12th April 2014
The Frack Free Balcombe Residents’ Association (FFBRA) has called for a block on all future onshore oil and gas licences in the UK. It also says Environmental Impact Assessments should be carried out on all existing licences.
The organisation was responding to the government’s consultation on the next round of oil and gas licencing, which is likely to cover about 60% of the country.
In a 10-page document, FFBRA identifies what it regards as failings in the Strategic Environmental Assessment (SEA), commissioned by the Department for Energy and Climate Change and produced by the consultancy, AMEC.
FFBRA says expansion of the industry should be halted until there are techniques that can properly assess its impacts. The risks of contamination of air and water make the industry “to dangerous to proceed with”, FFBRA says.
Criticism of the Strategic Environmental Assessment
FFBRA says the SEA should not conclude that there is “a cumulative minor negative effect” from air emissions or that “effects can be mitigated through planning and regulatory controls”. The organisation argues:
- There are no long-term studies on the health effects of chronic exposure of human populations to the emissions from shale gas/oil extraction so the long term risk is not known
- Emissions may critically affect people with an existing condition, such as respiratory or cardiovascular disease.
- Risks to residents living within 400 metres of a well pad may be very significant due to exposure to products of flaring and radon, compressors and pipe networks
FFBRA says claims that the regulatory regime can mitigate the recognised health effects from shale emissions are unfounded and the trend towards self-monitoring by operators is not stringent enough to prevent serious illness
- The Environment Agency imposed no emissions limits from flaring on Cuadrilla for flow testing the well at Balcombe
- Cuadrilla will self-monitor with one monthly spot test
- Cuadrilla is not required to monitor atmospheric polycyclic aromatic hydrocarbons (PAHs), particulate matter or radon emissions
- Emission limits do not take account of a mixture of endocrine-disrupting chemicals, which FFBRA says, can be particularly harmful prenatally or in children.
- Regulation cannot mitigate or regulate emissions through geological faults
FFBRA says the SEA does not consider a range of issues on air emissions, including:
- Endocrine disruption through chronic exposure to airborne emissions
- Risk of persistent organic chemicals entering the food chain
- Depressive illnesses for those living in oil/gas fields
- Low-level chronic exposure to many chemicals simultaneously
- Radon, which FFBRA says cannot easily be separated by shale gas, could be released into indoor areas when shale gas is piped into homes
FFBRA calls for:
- Clarification that extended exposure to emissions typically associated with shale gas/oil operations pose a serious mortality and morbidity risk
- Publication of statistics on expected mortality and morbidity
- Investigations into the interaction of components in air emissions and low-level chronic exposure to many chemicals simultaneously
- Cumulative risks to be estimated using a verifiable method
- Continuous monitoring of all toxic emissions from flares at nearest properties
- Continuous monitoring of radon within shale gas and publication of total radioactive count
- Capping and reuse of all fugitive methane emissions, rather than venting or flaring
- Monitoring by continuous methods which record spikes in levels and fluctuations in concentrations
- Strategy to remedy immediately occasions when emissions levels breach safe limits
The SEA recommends that lorries serving shale oil and gas sites should avoid residential areas but does not say what should happen if this is not possible. FFBRA says the SEA does not describe what the lorries will be like (30,000 ltr tankers, FFBRA says). Nor does it propose measures to repair roads damaged by vehicles, the cost of which in some US states is $billions.

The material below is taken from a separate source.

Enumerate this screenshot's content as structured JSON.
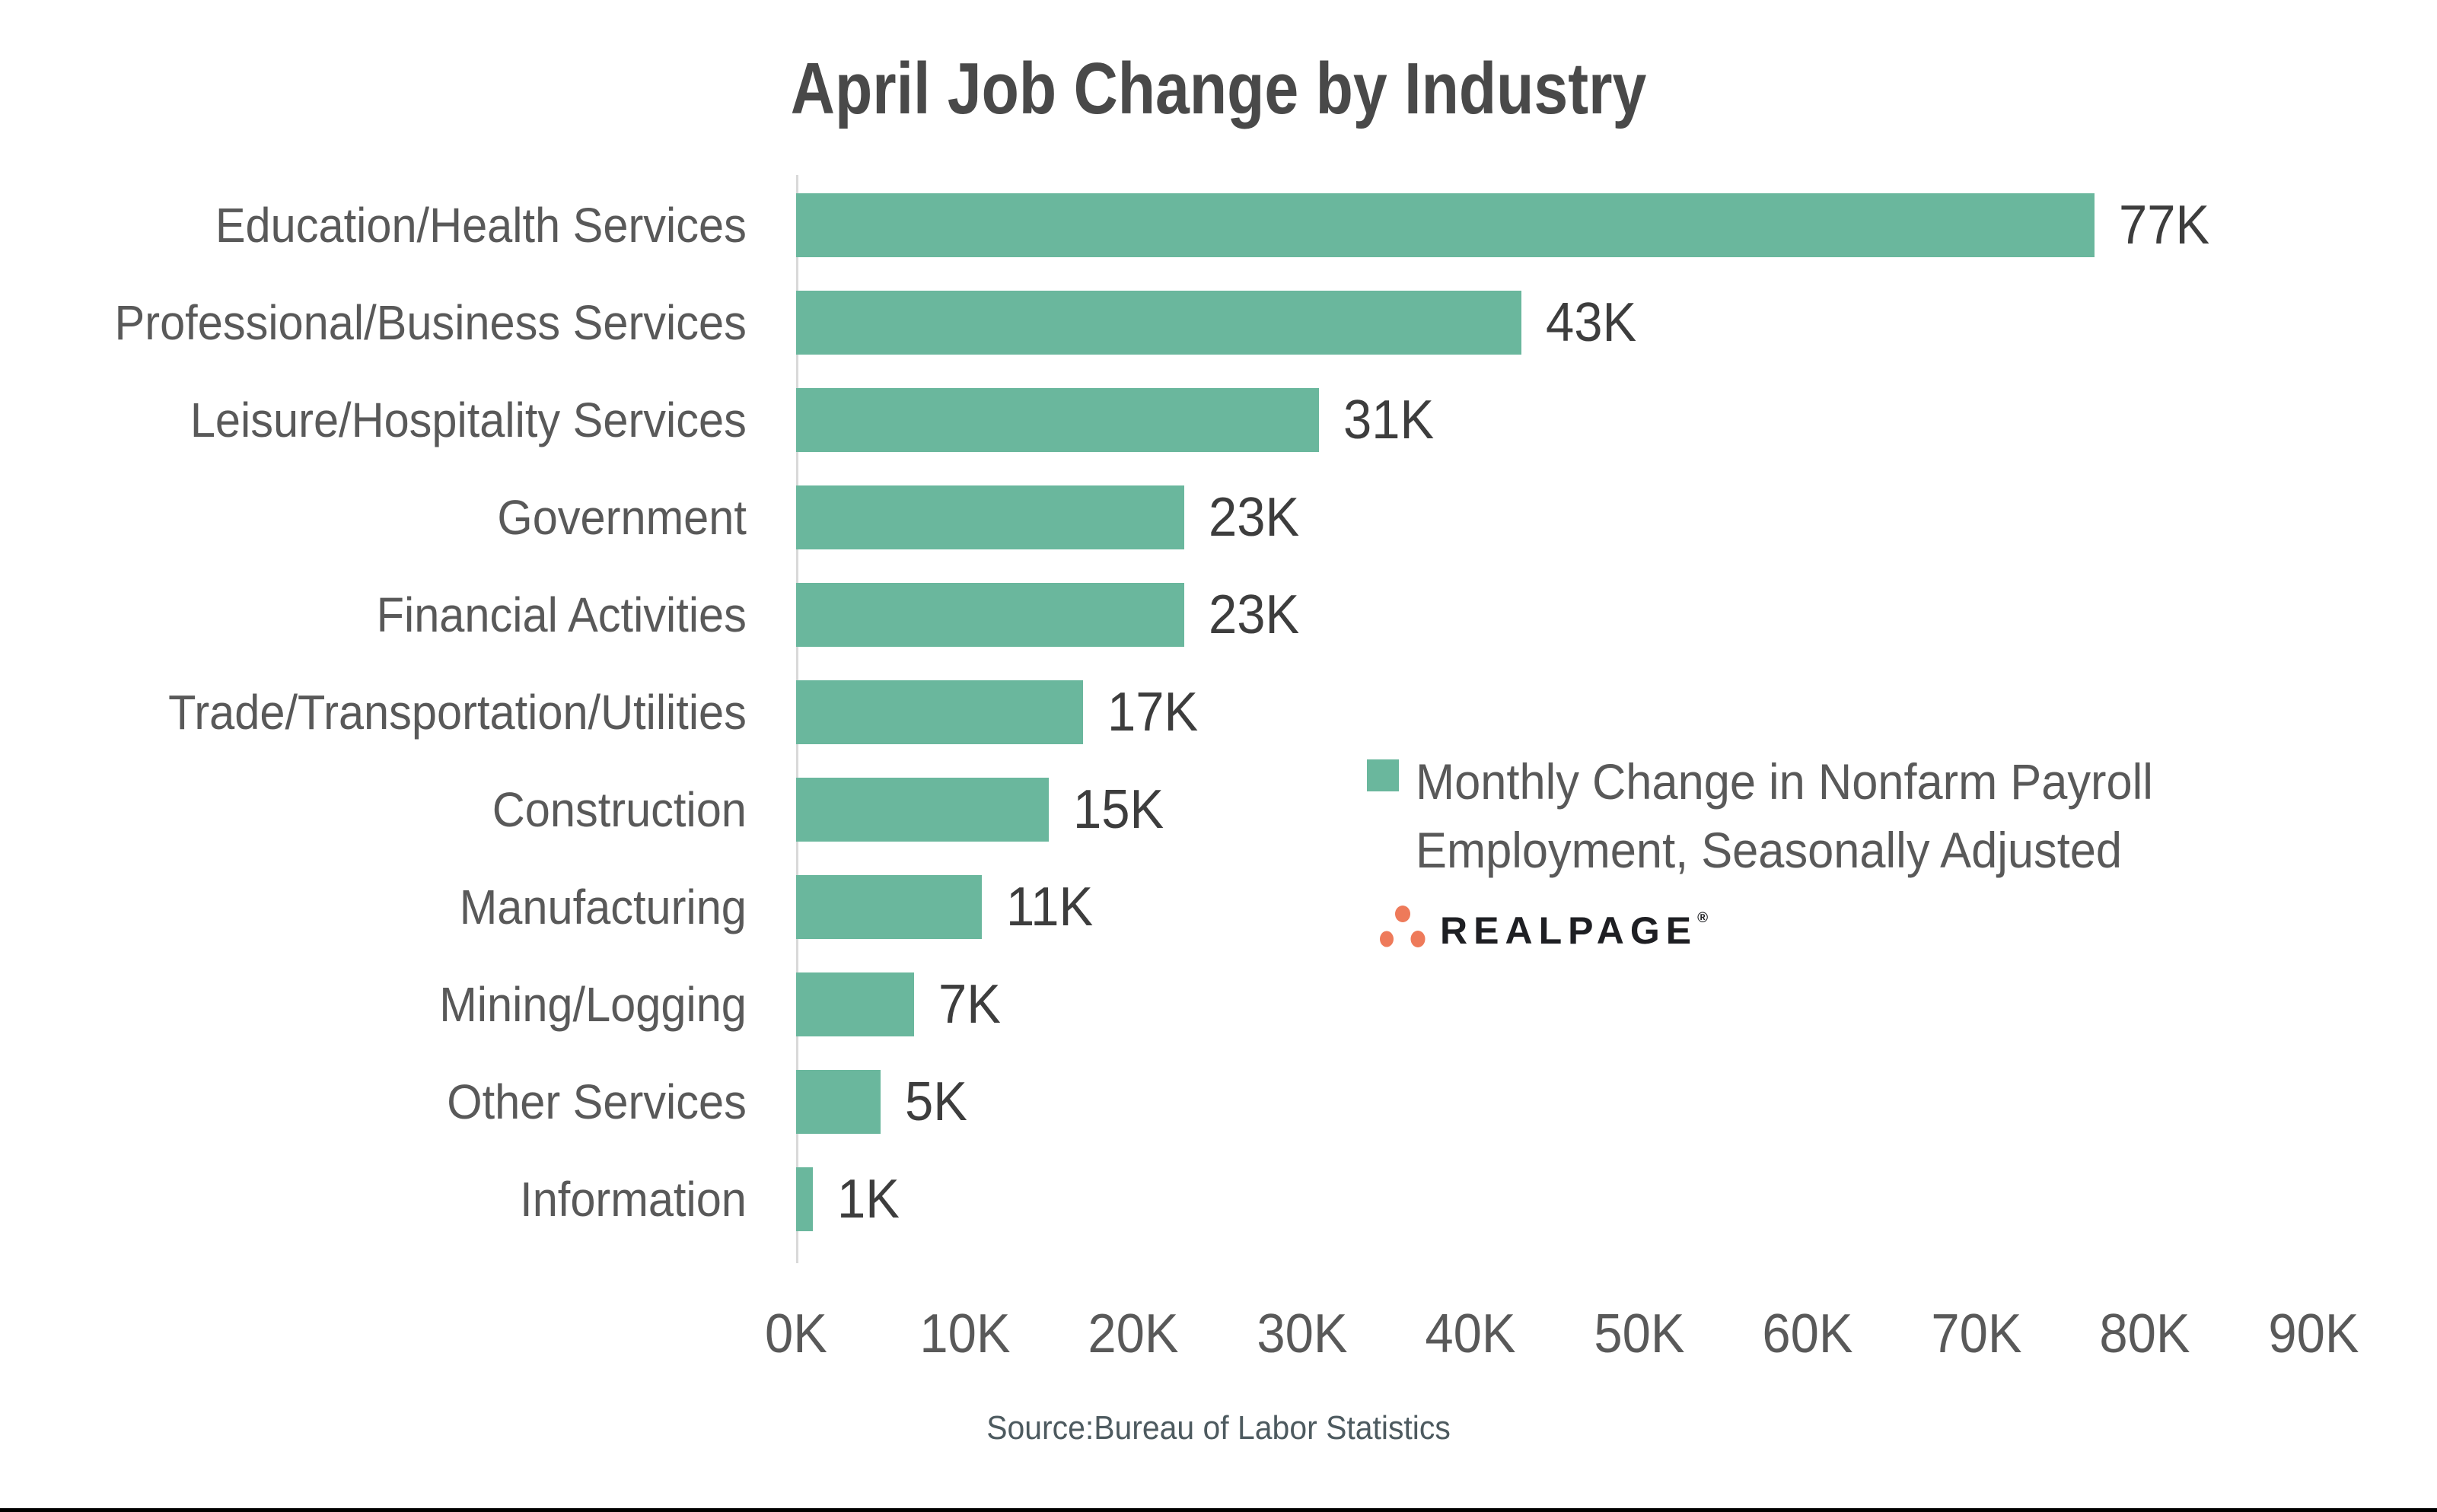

Landscape and visual impacts
FFBRA says the SEA’s suggestion that a site could return to what it was before is “fantastical and ill-informed”. The organisation says the SEA does not define landscape, is unclear about the methodology for measuring impact and oversimplified in its conclusions.
FFBRA is particularly critical of the suggestion that a complete loss of habitat is regarded as a “minor adverse effect” with only local impact. FFBRA also describes as “comical” the suggestion that a 26m drilling rig could be minimised through appropriate setting, screening and managing the extent of overlook.
FFBRA criticises the SEA for not assessing the costs to communities. It estimates property values in Balcombe will drop by £125m. “There is no community benefit”, it says. “There is a huge potential loss to individuals”. It also predicts a significant loss of jobs in rural areas because of the effects of drilling on tourism, farming and recreational activities.
The organisation calls for a bond to cover uninsurable damage to homes, health and activities. It says there should be a realistic assessment of the costs to local communities. And it recommends that the industry should pay for its own policing, in the same way that football clubs pay for policing at football matches.